🤖 AI Summary
This work addresses the vulnerability of vision-language models such as CLIP to adversarial attacks, where existing test-time defenses often degrade clean-accuracy performance. The authors propose a training-free, plug-and-play gating mechanism that leverages, for the first time, the instability of feature drift in CLIP’s representation space under high-magnitude perturbations as a lightweight signal for adversarial detection.
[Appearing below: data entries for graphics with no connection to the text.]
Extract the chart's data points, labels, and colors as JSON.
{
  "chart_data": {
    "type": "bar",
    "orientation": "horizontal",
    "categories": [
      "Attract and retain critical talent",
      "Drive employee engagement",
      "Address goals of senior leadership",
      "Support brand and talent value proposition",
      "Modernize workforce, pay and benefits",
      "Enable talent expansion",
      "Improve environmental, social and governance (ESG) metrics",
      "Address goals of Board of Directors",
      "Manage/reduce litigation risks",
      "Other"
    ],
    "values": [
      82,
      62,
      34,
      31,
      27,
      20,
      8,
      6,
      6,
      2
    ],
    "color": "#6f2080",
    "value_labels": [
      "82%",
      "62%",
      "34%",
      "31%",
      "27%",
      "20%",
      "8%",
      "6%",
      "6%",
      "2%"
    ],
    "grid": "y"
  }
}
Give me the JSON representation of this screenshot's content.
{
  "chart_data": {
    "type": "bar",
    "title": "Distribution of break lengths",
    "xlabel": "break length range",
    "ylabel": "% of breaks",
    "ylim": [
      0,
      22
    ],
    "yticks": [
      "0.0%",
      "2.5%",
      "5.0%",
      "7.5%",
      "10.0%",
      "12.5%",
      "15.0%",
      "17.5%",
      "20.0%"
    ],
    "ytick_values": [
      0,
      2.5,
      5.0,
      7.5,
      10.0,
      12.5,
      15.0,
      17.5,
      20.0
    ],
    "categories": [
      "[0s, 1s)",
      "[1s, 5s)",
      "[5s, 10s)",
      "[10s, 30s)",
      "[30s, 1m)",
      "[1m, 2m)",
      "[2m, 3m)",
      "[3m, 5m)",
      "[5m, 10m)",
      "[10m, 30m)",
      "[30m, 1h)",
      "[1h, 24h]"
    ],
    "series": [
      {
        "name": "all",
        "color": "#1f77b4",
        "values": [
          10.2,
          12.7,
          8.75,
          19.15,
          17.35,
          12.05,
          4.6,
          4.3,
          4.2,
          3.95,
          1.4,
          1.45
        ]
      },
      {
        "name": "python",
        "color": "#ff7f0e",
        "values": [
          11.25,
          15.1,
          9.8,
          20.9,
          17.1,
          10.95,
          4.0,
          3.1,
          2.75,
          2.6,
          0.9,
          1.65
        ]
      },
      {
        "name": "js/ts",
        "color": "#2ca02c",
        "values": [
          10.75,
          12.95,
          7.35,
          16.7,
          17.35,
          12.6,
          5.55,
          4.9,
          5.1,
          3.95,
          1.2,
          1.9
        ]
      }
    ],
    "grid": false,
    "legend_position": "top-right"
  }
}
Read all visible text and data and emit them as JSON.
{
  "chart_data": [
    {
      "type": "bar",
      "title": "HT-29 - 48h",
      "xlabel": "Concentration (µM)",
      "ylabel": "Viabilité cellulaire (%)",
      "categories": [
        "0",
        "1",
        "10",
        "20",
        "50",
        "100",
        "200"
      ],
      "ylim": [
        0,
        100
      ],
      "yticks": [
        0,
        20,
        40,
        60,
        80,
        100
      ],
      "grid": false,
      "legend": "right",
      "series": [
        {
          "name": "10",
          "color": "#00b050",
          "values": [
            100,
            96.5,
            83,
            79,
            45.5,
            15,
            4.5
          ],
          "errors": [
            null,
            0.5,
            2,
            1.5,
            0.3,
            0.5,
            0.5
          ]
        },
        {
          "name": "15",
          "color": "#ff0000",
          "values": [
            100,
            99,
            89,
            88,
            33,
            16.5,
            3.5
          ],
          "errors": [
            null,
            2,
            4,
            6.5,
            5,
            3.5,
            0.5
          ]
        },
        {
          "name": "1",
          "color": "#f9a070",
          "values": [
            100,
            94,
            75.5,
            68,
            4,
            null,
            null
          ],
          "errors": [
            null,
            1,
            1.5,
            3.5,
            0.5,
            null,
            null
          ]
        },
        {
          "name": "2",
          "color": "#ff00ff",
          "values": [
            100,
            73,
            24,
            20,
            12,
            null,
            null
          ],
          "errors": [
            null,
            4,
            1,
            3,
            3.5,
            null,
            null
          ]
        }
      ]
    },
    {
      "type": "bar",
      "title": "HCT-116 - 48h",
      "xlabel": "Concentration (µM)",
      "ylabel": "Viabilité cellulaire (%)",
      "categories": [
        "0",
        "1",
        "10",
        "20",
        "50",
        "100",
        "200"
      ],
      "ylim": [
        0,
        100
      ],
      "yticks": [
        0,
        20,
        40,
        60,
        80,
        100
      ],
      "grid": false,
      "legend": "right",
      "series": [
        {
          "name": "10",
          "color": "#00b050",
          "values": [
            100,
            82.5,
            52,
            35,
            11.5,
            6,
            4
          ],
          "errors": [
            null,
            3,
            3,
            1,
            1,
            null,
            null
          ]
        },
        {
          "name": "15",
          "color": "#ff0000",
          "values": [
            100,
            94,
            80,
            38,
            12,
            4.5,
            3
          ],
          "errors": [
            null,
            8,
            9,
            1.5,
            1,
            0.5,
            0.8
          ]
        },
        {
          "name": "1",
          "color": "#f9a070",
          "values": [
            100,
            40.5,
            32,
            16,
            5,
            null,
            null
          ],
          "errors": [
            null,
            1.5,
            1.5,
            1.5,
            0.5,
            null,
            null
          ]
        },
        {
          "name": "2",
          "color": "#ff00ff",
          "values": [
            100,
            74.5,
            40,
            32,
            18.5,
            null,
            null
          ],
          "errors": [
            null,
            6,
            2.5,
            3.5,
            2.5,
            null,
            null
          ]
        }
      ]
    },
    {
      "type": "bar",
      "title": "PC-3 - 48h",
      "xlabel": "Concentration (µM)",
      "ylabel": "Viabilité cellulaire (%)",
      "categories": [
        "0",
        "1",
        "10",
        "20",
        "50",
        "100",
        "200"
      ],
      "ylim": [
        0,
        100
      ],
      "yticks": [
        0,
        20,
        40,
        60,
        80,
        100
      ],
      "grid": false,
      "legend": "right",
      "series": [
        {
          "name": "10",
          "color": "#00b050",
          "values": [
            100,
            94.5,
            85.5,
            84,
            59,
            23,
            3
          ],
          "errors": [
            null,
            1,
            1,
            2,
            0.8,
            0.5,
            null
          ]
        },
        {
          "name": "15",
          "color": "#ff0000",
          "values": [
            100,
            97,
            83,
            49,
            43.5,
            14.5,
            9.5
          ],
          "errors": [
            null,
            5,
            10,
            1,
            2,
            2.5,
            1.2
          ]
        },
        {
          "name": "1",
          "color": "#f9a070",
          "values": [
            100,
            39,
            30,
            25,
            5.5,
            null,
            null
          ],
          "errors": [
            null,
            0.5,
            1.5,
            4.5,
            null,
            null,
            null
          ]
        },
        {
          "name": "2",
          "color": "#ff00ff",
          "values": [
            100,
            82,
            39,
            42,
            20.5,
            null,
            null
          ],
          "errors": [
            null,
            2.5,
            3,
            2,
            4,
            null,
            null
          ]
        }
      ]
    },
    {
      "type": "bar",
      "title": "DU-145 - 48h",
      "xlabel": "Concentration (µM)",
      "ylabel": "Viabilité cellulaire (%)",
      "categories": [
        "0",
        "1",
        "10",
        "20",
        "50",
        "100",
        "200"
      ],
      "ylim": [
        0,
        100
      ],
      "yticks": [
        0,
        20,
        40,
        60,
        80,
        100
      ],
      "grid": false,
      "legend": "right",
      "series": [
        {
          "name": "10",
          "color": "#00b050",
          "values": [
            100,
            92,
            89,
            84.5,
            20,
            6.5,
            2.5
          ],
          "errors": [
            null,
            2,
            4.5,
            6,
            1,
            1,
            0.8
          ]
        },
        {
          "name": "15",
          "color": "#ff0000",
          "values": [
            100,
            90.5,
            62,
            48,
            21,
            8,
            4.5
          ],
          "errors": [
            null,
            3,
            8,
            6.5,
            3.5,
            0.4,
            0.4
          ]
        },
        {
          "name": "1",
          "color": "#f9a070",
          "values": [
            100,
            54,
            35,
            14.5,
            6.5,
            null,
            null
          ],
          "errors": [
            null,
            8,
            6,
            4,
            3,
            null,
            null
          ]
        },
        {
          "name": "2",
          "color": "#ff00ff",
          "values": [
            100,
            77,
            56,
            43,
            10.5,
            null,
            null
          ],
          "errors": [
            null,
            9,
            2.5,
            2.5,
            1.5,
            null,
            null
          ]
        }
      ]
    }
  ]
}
Defense strategies—such as anti-attack or noise anchoring—are dynamically activated only upon detecting adversarial inputs. Grounded in an analysis of feature drift under Gaussian/uniform noise and photometric/geometric transformations, the method significantly improves the trade-off between clean and robust accuracy across 13 datasets: average accuracy on eight fine-grained datasets rises from 65.7%–68.4% to 71.4%–73.2%, and on ImageNet along with four distribution-shifted variants, it increases from 56.1%–62.1% to 66.2%–67.6%.
📝 Abstract
Vision-language models (VLMs) such as CLIP show strong zero-shot generalization but remain highly vulnerable to adversarial attacks. Adversarial training improves robustness but is computationally expensive, motivating test-time defenses. Recent approaches exploit how CLIP's visual representations respond to stochastic perturbations: aggregating predictions across noisy views, constructing Gaussian noise-averaged anchors and interpolating features toward them, or applying counter-perturbations. These strategies improve robustness but often degrade clean accuracy, yielding an unfavorable clean-robust trade-off. We revisit stochastic test-time defenses and identify an underexplored noise-regime transition in CLIP's representation space. Prior work explored perturbations mainly in the weak-noise regime, where adversarial examples can appear unusually stable (false stability). Our analysis shows this reverses as perturbation strength grows: beyond the weak-noise regime, adversarial representations become markedly more unstable than clean ones, giving a clearer separation signal. The transition is consistent across uniform and Gaussian noise, photometric and geometric transforms, datasets, and diverse attacks. It largely disappears in adversarially trained models, suggesting it is tied to the fragile local-basin geometry of adversarial representations in non-robust CLIP. We propose a training-free, plug-in drift-gated mechanism that uses high-noise feature drift as a lightweight gating signal to trigger existing test-time defenses only when adversarial-like instability is detected. Across 13 datasets it consistently improves the clean-robust trade-off. On eight fine-grained datasets, mean clean+adversarial accuracy rises from 65.7% to 71.4% for counterattack defenses and 68.4% to 73.2% for noise-anchoring; on ImageNet and four shifted variants, from 56.1% to 66.2% and 62.1% to 67.6%.